I have a weird obsession with weddings.
Your options:
1. Think of it as a restaurant dinner party that happens to include a wedding. For $2k, take your closest friends/family to the courthouse, and then meet everybody else at a restaurant you booked. Have a nice dinner, booze--you can treat about 20-25 people. Can be secular or religious, but you're probably not gonna get a church out of this option. Slightly controversial depending on folks' expectations. Very normal for second marriages.
Don't waste a lot on wedding attire. There's lots of ways to get around this, my favorite of which is to skip a wedding dress and go with
www.renttherunway.com.
Never been to a wedding like this, but very nearly had one and extensively researched the options.
2. Poor as church mice church wedding. You've been going to this church for years and have a lot of people on your team for the wedding. You invite a ton of people, the church is free, as is the pastor, the choir, and the organist, and you have the reception in the basement (no booze). The reception features lots of Costco food heated up and served by volunteers who love you. The church secretary makes the cake. You wear your mother's dress, or luck out with a $100 dress made in China that you found on Ebay. Get your makeup done at Macy's the morning of the wedding.
I've gone a
lot of these, and I find them charming. My own wedding was kind of like this, but a little fancier (our budget was $10k). Only works if you have the right community. Not to mention a church you've gone to for years.
3. Secular backyard potluck wedding. You're gonna need a backyard and a nice, can-do community who likes to cook. You're also gonna need low expectations and you're really gonna need to get the fuck off Pinterest because that shit gets expensive and soul-numbing.
4. Destination wedding elopement. To a low-key, non-international destination.
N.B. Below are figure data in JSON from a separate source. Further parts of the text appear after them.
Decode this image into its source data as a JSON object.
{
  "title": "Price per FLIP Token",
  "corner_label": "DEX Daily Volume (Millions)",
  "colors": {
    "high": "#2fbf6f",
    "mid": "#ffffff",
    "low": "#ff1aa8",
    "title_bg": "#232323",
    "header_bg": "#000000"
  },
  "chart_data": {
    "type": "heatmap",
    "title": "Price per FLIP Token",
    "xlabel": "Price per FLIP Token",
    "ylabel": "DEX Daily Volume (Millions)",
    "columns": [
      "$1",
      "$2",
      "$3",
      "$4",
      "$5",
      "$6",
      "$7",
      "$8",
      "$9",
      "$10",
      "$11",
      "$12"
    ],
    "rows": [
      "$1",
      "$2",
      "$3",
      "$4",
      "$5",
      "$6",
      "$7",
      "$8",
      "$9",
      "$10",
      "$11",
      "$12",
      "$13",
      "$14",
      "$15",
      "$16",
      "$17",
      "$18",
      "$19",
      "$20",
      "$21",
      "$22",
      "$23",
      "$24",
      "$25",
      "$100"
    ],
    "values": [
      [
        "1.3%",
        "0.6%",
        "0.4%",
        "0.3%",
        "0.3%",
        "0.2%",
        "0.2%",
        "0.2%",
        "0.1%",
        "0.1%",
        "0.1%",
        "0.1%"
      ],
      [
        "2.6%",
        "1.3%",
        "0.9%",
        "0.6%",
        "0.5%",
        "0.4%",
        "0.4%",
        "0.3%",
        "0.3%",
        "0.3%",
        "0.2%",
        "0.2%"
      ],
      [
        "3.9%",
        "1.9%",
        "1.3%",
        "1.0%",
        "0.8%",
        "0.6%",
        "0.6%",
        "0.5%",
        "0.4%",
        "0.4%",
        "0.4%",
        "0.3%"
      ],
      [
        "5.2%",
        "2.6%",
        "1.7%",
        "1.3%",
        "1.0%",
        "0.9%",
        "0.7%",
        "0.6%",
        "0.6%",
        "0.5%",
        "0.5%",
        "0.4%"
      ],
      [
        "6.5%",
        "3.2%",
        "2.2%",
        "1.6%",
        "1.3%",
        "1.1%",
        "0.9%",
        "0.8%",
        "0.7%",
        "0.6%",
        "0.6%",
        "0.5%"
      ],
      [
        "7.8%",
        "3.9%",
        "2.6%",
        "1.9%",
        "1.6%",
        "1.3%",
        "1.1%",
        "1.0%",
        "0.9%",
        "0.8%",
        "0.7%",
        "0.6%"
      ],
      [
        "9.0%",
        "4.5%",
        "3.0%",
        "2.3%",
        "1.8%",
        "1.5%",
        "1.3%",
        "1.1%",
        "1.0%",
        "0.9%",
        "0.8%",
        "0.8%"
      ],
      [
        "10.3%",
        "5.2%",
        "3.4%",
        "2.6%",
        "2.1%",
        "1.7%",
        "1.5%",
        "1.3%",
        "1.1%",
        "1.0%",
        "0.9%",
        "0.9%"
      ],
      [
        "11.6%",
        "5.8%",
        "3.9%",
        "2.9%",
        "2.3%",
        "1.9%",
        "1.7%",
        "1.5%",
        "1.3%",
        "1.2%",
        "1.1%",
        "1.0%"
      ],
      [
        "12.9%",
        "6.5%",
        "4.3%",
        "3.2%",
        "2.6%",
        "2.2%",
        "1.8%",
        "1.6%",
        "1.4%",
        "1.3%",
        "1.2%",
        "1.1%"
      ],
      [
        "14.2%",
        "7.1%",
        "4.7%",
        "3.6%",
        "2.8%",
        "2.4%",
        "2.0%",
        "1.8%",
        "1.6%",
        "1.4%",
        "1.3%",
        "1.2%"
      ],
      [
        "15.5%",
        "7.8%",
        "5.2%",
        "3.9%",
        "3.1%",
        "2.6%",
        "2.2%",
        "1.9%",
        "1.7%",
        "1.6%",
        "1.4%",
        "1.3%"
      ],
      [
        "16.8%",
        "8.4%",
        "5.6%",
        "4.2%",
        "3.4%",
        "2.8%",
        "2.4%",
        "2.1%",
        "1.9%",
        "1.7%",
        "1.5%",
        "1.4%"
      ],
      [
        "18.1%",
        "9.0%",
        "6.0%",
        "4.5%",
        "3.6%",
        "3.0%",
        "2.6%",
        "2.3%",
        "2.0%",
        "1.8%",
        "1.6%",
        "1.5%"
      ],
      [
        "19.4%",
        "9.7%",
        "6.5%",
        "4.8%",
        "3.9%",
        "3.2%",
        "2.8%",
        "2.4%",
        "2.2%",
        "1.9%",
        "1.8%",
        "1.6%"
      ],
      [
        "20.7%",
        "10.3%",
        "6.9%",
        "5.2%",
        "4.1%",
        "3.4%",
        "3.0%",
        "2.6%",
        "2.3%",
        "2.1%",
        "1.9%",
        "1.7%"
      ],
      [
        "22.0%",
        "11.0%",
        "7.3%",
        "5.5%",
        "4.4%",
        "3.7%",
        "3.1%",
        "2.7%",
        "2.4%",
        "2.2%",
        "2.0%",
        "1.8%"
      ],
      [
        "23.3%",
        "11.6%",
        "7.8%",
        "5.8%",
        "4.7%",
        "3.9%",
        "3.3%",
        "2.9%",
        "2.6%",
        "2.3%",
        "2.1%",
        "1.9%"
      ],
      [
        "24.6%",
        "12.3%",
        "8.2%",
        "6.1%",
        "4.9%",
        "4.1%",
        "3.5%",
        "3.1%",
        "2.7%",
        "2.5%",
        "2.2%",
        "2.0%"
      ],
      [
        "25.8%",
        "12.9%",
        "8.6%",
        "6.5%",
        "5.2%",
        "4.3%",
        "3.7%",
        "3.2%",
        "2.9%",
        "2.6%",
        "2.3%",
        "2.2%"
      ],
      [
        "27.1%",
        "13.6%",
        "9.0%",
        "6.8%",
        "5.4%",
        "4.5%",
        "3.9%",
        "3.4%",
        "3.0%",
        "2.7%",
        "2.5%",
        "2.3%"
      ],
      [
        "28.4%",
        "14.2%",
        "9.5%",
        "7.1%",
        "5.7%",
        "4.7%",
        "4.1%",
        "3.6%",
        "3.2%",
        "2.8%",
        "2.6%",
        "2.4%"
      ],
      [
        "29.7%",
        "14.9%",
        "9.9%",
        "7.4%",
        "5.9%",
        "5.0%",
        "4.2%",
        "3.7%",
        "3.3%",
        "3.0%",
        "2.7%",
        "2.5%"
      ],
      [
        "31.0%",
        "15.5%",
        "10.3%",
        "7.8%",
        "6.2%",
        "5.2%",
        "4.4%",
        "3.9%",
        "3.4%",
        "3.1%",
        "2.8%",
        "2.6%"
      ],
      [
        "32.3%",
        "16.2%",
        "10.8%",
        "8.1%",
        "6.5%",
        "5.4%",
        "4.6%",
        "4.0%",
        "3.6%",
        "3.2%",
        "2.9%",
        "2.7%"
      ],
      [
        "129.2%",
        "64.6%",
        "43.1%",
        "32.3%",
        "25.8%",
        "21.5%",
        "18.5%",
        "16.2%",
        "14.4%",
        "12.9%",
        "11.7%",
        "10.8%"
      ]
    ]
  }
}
Honestly, for $2k on a first marriage wedding, you're gonna have to have a bride and groom who have a very strong understanding of who they are, because in most families there is going to be some serious pushback. It can be done, but depending on your circumstances it's going to require a strong constitution. A wedding with the bare minimum of wedding expectations is going to run you around $8k-$15k, depending on how much help your community wants to give you.
BTW, yeah, um, you don't throw a party expecting a gift from your guests. I've read every wedding etiquette book known to man, plus all the wedding websites (I second the recommendation for
www.apracticalwedding.com; do not, I repeat, do not allow your fiancee on
www.stylemepretty.com). You throw the party as a party for your friends/family to celebrate the creation of a new marriage. Gifts are a bonus, not a requirement. You write thank you notes for them ASAP. Plenty of people will say times have changed, but trust me on this: it's easier to just throw the party with no expectations of gifts, and it's easier to just write the damn thank you notes.